Moreover, the Act favors substandard lots over minimum lot-size regulations. It creates another new provision, Wis. Stat. § 66.10015(2)(e), which prohibits a local government from taking any action “that prohibits a property owner from…conveying an ownership interest in a substandard lot [or] using a substandard lot as a building site.…” Property regulators are thus restricted in two ways: they cannot restrict the development of properties that do not meet current restrictions and they cannot reduce the number of such properties through merger. Under the new rules, once a property has been created and recognized by law, it is largely immune from later-enacted restrictions on development or sale.
Municipalities should review their ordinances for provisions restricting substandard lots or providing for merger of such lots that are now inconsistent with state law.
While Act 67’s changes are substantial, they do not go as far as the sponsors of the legislation initially proposed. The legislation that became Act 67—2017 Assembly Bill 479—was initially introduced as an effort to reverse the outcome in Murr. There, Wisconsin state courts and then the U.S. Supreme Court affirmed the use of land use regulations and a merger clause as proper exercises of regulatory authority to protect environmentally sensitive land along the shores of the Lower St. Croix River. (For more about the Murr case, go here, here, and here.)

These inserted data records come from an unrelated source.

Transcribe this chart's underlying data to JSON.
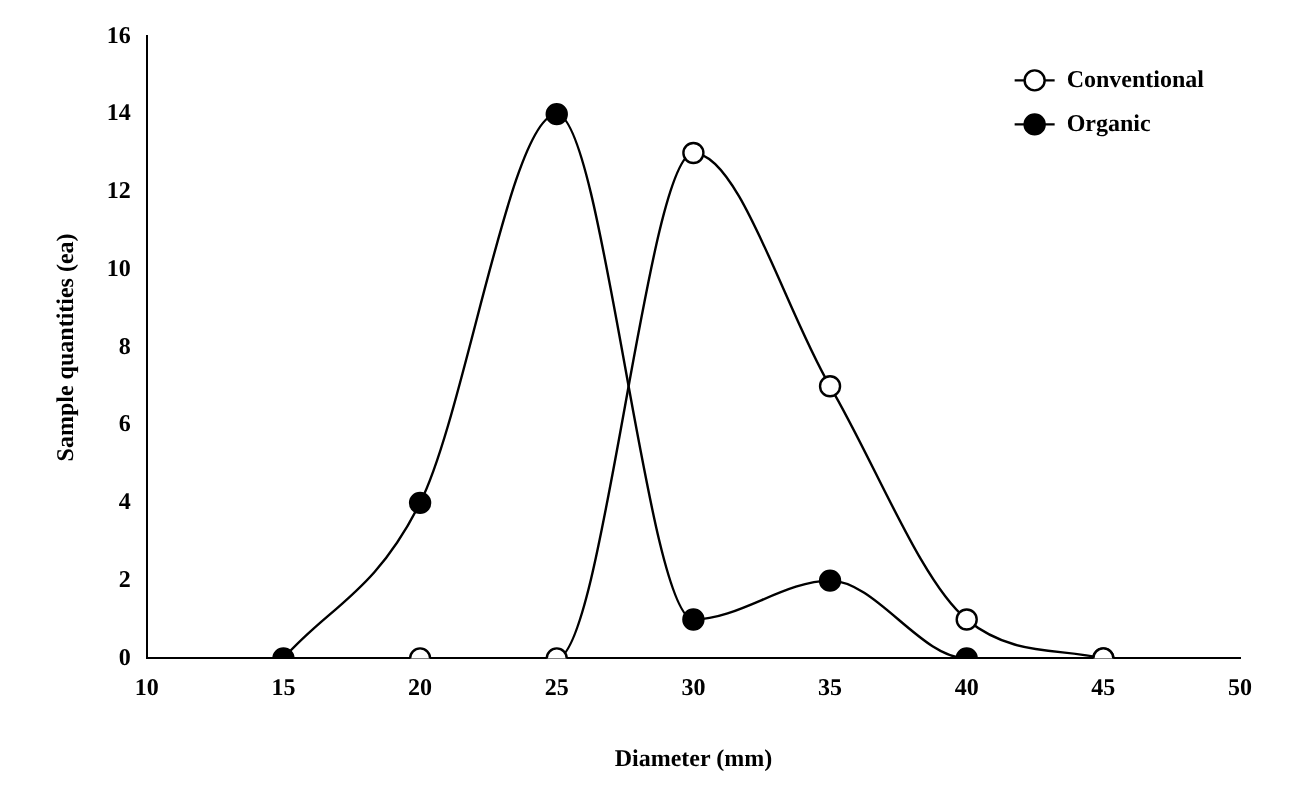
{
  "chart_data": {
    "type": "line",
    "xlabel": "Diameter (mm)",
    "ylabel": "Sample quantities (ea)",
    "xlim": [
      10,
      50
    ],
    "xticks": [
      10,
      15,
      20,
      25,
      30,
      35,
      40,
      45,
      50
    ],
    "ylim": [
      0,
      16
    ],
    "yticks": [
      0,
      2,
      4,
      6,
      8,
      10,
      12,
      14,
      16
    ],
    "grid": false,
    "legend": "top right",
    "marker": "circle",
    "series": [
      {
        "name": "Conventional",
        "color": "#ffffff",
        "x": [
          20,
          25,
          30,
          35,
          40,
          45
        ],
        "values": [
          0,
          0,
          13,
          7,
          1,
          0
        ]
      },
      {
        "name": "Organic",
        "color": "#000000",
        "x": [
          15,
          20,
          25,
          30,
          35,
          40,
          45
        ],
        "values": [
          0,
          4,
          14,
          1,
          2,
          0,
          0
        ]
      }
    ]
  }
}
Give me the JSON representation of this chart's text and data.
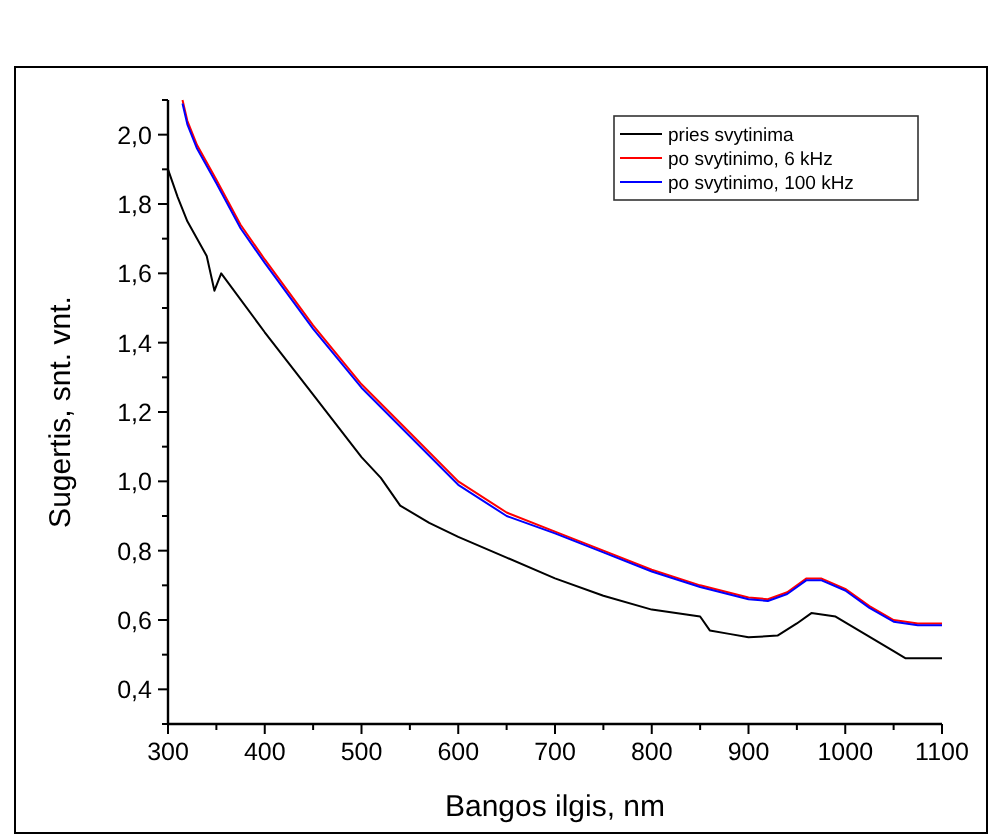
{
  "chart_data": {
    "type": "line",
    "xlabel": "Bangos ilgis, nm",
    "ylabel": "Sugertis, snt. vnt.",
    "xlim": [
      300,
      1100
    ],
    "ylim": [
      0.3,
      2.1
    ],
    "xticks": [
      300,
      {
        "value": 350,
        "label": null
      },
      400,
      {
        "value": 450,
        "label": null
      },
      500,
      {
        "value": 550,
        "label": null
      },
      600,
      {
        "value": 650,
        "label": null
      },
      700,
      {
        "value": 750,
        "label": null
      },
      800,
      {
        "value": 850,
        "label": null
      },
      900,
      {
        "value": 950,
        "label": null
      },
      1000,
      {
        "value": 1050,
        "label": null
      },
      1100
    ],
    "yticks": [
      {
        "value": 0.3,
        "label": null
      },
      {
        "value": 0.4,
        "label": "0,4"
      },
      {
        "value": 0.5,
        "label": null
      },
      {
        "value": 0.6,
        "label": "0,6"
      },
      {
        "value": 0.7,
        "label": null
      },
      {
        "value": 0.8,
        "label": "0,8"
      },
      {
        "value": 0.9,
        "label": null
      },
      {
        "value": 1.0,
        "label": "1,0"
      },
      {
        "value": 1.1,
        "label": null
      },
      {
        "value": 1.2,
        "label": "1,2"
      },
      {
        "value": 1.3,
        "label": null
      },
      {
        "value": 1.4,
        "label": "1,4"
      },
      {
        "value": 1.5,
        "label": null
      },
      {
        "value": 1.6,
        "label": "1,6"
      },
      {
        "value": 1.7,
        "label": null
      },
      {
        "value": 1.8,
        "label": "1,8"
      },
      {
        "value": 1.9,
        "label": null
      },
      {
        "value": 2.0,
        "label": "2,0"
      },
      {
        "value": 2.1,
        "label": null
      }
    ],
    "grid": false,
    "legend": "top right",
    "marker": "none",
    "line_style": "solid",
    "series": [
      {
        "name": "pries svytinima",
        "color": "#000000",
        "x": [
          300,
          310,
          320,
          340,
          348,
          355,
          400,
          450,
          500,
          520,
          540,
          570,
          600,
          650,
          700,
          750,
          800,
          850,
          860,
          880,
          900,
          930,
          950,
          965,
          990,
          1020,
          1050,
          1062,
          1080,
          1100
        ],
        "values": [
          1.9,
          1.82,
          1.75,
          1.65,
          1.55,
          1.6,
          1.43,
          1.25,
          1.07,
          1.01,
          0.93,
          0.88,
          0.84,
          0.78,
          0.72,
          0.67,
          0.63,
          0.61,
          0.57,
          0.56,
          0.55,
          0.555,
          0.59,
          0.62,
          0.61,
          0.56,
          0.51,
          0.49,
          0.49,
          0.49
        ]
      },
      {
        "name": "po svytinimo, 6 kHz",
        "color": "#ff0000",
        "x": [
          315,
          320,
          330,
          350,
          375,
          400,
          450,
          500,
          550,
          600,
          650,
          700,
          750,
          800,
          850,
          900,
          920,
          940,
          960,
          975,
          1000,
          1025,
          1050,
          1075,
          1100
        ],
        "values": [
          2.1,
          2.04,
          1.97,
          1.87,
          1.74,
          1.64,
          1.45,
          1.28,
          1.14,
          1.0,
          0.91,
          0.855,
          0.8,
          0.745,
          0.7,
          0.665,
          0.66,
          0.68,
          0.72,
          0.72,
          0.69,
          0.64,
          0.6,
          0.59,
          0.59
        ]
      },
      {
        "name": "po svytinimo, 100 kHz",
        "color": "#0000ff",
        "x": [
          315,
          320,
          330,
          350,
          375,
          400,
          450,
          500,
          550,
          600,
          650,
          700,
          750,
          800,
          850,
          900,
          920,
          940,
          960,
          975,
          1000,
          1025,
          1050,
          1075,
          1100
        ],
        "values": [
          2.09,
          2.03,
          1.96,
          1.86,
          1.73,
          1.63,
          1.44,
          1.27,
          1.13,
          0.99,
          0.9,
          0.85,
          0.795,
          0.74,
          0.695,
          0.66,
          0.655,
          0.675,
          0.715,
          0.715,
          0.685,
          0.635,
          0.595,
          0.585,
          0.585
        ]
      }
    ]
  }
}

As initially proposed, the responsive legislation sought not only to protect substandard lots but also to adopt by statute a lower legal threshold for a plaintiff to prove that a land-use restriction constituted a government taking that necessitates government compensation of the landowner. The Wisconsin legislature amended the legislative language to remove the takings language. For land-use regulators, this small victory may be cold comfort given the extensive ways the Act limits the tools available to them.